The Toltec wisdom acknowledges the importance of people identifying themselves with dreams larger than their own. The many different religions mentioned earlier are a primary example of how humans have bonded together in group belief systems. In the larger dream of the planet, the need for “a religion” has existed forever, because humans have always needed to explain the unexplainable. Over time, however, the beliefs, mythologies, and power of any particular religious practice have changed or vanished.
These collective dreams are as important and inevitable as the individual dreams from which they are made. The Toltec wisdom teaches that it is the inflexible personal identification with any belief that goes against the awakening and freedom of the individual.
Human Identity Is Based on Belonging
A child is born into a family and learns the rules of the family, in order to belong. He knows who belongs to his family and who does not. As he gets older, he meets the distant relatives from other locations, and expands his sense of who belongs, and what he belongs to.
Some Toltec teachers speak of this phenomenon as though each group dream creates its own unique universe. For instance, everyone in your family belongs to your family universe. If you marry, your mate automatically becomes part of your family universe, and you are accepted into his or hers. If you divorce, the family universes will decide whether each of you is in or out.
Here is a chance to write an inventory of ten or more universes you belong to. Start small and locally, and expand to include larger group identities. Don't forget to include your gender, ethnicity, and nationality. You might try ranking them according to how attached you are to your identification with each one.

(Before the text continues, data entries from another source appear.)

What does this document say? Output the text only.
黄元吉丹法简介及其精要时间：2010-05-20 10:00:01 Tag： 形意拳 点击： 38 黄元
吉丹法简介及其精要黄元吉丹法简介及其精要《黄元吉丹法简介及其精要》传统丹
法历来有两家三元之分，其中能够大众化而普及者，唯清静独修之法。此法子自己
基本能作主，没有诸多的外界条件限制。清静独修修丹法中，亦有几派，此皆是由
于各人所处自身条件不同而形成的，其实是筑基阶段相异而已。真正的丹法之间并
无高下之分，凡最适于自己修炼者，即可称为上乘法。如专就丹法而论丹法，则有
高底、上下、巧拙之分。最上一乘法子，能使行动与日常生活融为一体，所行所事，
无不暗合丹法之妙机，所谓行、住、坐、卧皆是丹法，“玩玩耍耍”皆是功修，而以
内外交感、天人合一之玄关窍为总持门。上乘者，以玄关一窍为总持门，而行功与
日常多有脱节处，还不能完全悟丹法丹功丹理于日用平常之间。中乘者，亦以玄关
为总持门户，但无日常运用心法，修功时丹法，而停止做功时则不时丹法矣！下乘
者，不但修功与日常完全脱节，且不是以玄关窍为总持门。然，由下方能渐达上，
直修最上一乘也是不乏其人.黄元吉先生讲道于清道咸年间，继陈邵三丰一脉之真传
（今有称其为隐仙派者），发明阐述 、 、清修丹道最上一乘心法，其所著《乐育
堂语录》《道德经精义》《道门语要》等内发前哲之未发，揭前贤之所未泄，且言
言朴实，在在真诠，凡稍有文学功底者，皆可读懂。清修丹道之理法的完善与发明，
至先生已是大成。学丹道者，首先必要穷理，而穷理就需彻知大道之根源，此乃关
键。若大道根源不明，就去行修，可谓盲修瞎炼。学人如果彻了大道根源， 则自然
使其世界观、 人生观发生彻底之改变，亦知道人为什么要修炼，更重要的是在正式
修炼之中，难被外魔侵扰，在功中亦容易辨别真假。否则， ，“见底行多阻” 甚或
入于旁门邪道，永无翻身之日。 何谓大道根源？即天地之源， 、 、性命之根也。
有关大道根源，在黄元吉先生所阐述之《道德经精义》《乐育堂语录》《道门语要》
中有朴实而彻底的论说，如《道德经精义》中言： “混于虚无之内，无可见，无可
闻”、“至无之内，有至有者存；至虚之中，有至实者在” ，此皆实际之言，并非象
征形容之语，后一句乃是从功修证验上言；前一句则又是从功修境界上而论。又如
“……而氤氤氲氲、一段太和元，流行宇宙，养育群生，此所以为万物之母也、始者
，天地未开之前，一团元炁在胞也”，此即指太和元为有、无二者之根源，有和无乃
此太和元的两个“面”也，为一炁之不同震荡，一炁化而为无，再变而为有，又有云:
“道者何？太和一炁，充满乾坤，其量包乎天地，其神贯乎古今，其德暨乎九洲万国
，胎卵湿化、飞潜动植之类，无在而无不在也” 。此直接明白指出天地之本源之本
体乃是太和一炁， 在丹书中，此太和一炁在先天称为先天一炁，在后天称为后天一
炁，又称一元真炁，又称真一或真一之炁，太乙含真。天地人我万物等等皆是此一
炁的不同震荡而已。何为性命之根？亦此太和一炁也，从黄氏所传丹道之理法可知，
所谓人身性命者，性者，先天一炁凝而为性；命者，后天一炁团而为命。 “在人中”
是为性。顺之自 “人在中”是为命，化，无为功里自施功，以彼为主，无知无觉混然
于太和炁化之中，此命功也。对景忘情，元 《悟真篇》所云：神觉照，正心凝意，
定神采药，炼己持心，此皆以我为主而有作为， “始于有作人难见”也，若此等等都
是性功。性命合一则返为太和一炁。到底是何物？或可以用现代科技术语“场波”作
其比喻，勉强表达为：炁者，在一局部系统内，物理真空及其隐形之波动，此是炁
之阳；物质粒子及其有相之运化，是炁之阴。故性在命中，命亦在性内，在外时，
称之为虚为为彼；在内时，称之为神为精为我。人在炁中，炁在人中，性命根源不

If you belong to a religious group, you will know who belongs to your religious family — even if they are strangers from a distant country. They would not, however, be part of your country or family universe. If you belong to a trade organization, union, car-racing club, men's group, hall of fame, priest-hood, cult, or street gang, all the other members would be part of that universe with you. It is the same for race, ethnicity, language, and even height, weight, hair color, and drug of choice. You identify with those of similar origin, habit, or organization.
Human Conflict Is Based on Identity
When a person is attached to the identity he gains from belonging to a particular universe, he will need to fight to maintain that identity. An example would be a fellow who is a devoted fan of a sports team. If someone else is strongly identified with another team and she claims it is the better universe to belong to, she is making the man wrong for his affiliation. No one likes to be wrong, so he will argue to be right and protect his identity. She doesn't want to be wrong, since her identity is based on her choice of teams, so she has to fight back and argue for her team's supremacy.
Conflict between sports fans, spouses, teenagers and their parents, countries at war, religions, and all ideologies are the result of humans defending their personal identity. They must protect who they are by being right, and making anyone who disagrees wrong. This is the origin of all conflict.